The interface argument is a hint as to the type of object being wrapped. This is used to help LazyObjectProxy determine what special methods need to be added to the proxy in order to properly stand in for the wrapped object prior to the module being imported, at which point the required special methods can be determined from the actual wrapped object. This is important for cases such as where the wrapped object is a callable, as the proxy will need to implement __call__() so that calling it will trigger the import of the module and then call the wrapped callable. If dealing with attribute of a module which have a different interface type, such as an iterable, then the appropriate type from collections.abc should be used.
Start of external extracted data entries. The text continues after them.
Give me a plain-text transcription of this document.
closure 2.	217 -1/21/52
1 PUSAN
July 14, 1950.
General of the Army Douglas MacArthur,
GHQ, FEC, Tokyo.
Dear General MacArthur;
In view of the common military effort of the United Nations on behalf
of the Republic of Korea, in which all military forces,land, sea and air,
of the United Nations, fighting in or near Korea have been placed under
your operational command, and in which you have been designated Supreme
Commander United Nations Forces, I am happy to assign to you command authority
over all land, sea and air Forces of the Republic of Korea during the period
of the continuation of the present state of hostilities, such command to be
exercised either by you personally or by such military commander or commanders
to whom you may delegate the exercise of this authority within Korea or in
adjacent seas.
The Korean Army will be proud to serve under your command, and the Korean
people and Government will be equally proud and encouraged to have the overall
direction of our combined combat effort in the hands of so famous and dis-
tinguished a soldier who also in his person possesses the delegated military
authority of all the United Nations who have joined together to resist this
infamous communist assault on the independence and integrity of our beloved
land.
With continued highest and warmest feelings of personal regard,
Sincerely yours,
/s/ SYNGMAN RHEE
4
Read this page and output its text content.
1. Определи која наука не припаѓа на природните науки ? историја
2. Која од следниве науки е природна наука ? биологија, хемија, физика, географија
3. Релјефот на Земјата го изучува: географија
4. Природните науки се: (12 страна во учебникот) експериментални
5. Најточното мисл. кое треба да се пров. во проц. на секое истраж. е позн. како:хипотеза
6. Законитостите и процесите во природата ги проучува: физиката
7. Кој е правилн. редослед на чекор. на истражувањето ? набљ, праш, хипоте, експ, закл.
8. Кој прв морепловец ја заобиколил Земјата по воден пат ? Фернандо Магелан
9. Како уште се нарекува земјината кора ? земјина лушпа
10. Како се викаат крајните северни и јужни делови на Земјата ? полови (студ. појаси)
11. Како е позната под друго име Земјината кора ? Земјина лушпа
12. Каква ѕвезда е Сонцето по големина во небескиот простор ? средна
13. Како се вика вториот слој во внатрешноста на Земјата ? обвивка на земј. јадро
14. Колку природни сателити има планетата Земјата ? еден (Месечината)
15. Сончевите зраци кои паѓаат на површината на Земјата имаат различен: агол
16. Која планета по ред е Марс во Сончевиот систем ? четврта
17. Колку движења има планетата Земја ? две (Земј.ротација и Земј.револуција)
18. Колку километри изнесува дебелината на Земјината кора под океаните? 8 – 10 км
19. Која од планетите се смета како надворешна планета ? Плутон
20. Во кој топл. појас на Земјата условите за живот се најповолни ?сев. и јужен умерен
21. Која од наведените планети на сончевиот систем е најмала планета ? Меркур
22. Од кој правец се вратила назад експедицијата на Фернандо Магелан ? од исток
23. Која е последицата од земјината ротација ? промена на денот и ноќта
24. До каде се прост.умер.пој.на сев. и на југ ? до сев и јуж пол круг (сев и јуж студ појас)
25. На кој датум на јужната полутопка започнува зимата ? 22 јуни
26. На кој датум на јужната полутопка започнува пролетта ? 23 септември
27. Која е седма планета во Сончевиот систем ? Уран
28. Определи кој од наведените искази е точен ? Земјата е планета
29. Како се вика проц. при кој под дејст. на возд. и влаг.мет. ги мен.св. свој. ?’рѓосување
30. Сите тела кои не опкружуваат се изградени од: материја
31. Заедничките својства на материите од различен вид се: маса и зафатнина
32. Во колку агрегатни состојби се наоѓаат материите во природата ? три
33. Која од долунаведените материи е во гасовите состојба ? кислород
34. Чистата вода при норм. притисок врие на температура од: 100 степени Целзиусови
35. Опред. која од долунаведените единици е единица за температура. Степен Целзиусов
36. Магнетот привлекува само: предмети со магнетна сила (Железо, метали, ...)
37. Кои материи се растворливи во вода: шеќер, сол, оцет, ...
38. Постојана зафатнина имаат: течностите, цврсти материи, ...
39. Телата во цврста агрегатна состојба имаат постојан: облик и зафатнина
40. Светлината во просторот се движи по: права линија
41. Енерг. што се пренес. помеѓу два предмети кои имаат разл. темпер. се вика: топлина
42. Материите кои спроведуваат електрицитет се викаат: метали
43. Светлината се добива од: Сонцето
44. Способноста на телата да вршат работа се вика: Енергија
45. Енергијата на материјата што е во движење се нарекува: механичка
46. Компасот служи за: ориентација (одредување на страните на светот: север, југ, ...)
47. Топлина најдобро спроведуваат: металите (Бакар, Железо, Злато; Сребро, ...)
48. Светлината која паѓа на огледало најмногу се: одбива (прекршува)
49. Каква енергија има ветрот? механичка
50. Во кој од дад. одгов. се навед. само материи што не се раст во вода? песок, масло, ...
Since such a lazy import feature is generally useful, a convenience function wrapt.lazy_import() is provided which implements the above example.

This lazy import feature can be used to avoid the overhead of importing modules which may not be needed, or possibly to avoid circular import problems. It can be used in place of standard import as follows:

import wrapt

@wrapt.when_imported("graphlib")
def module_imported(module):
    print(f"{module.__name__} imported")

# Replaces "import graphlib".

graphlib = wrapt.lazy_import("graphlib")

print("waiting for import")

print(graphlib.TopologicalSorter)

The lazy_import() function can be seen as an alternative to PEP 810 - Explicit lazy imports which proposes a new syntax in Python for lazy imports. The benefit of using wrapt.lazy_import() is that it works with all current versions of Python and does not require any changes to the Python language. As such you could start using it today.

As LazyObjectProxy is derived from AutoObjectProxy, as already mentioned the memory requirement for each instance of LazyObjectProxy will be higher than that of a normal ObjectProxy. LazyObjectProxy should therefore only be used when absolutely necessary and never in situations where a large number of proxy instances are being created.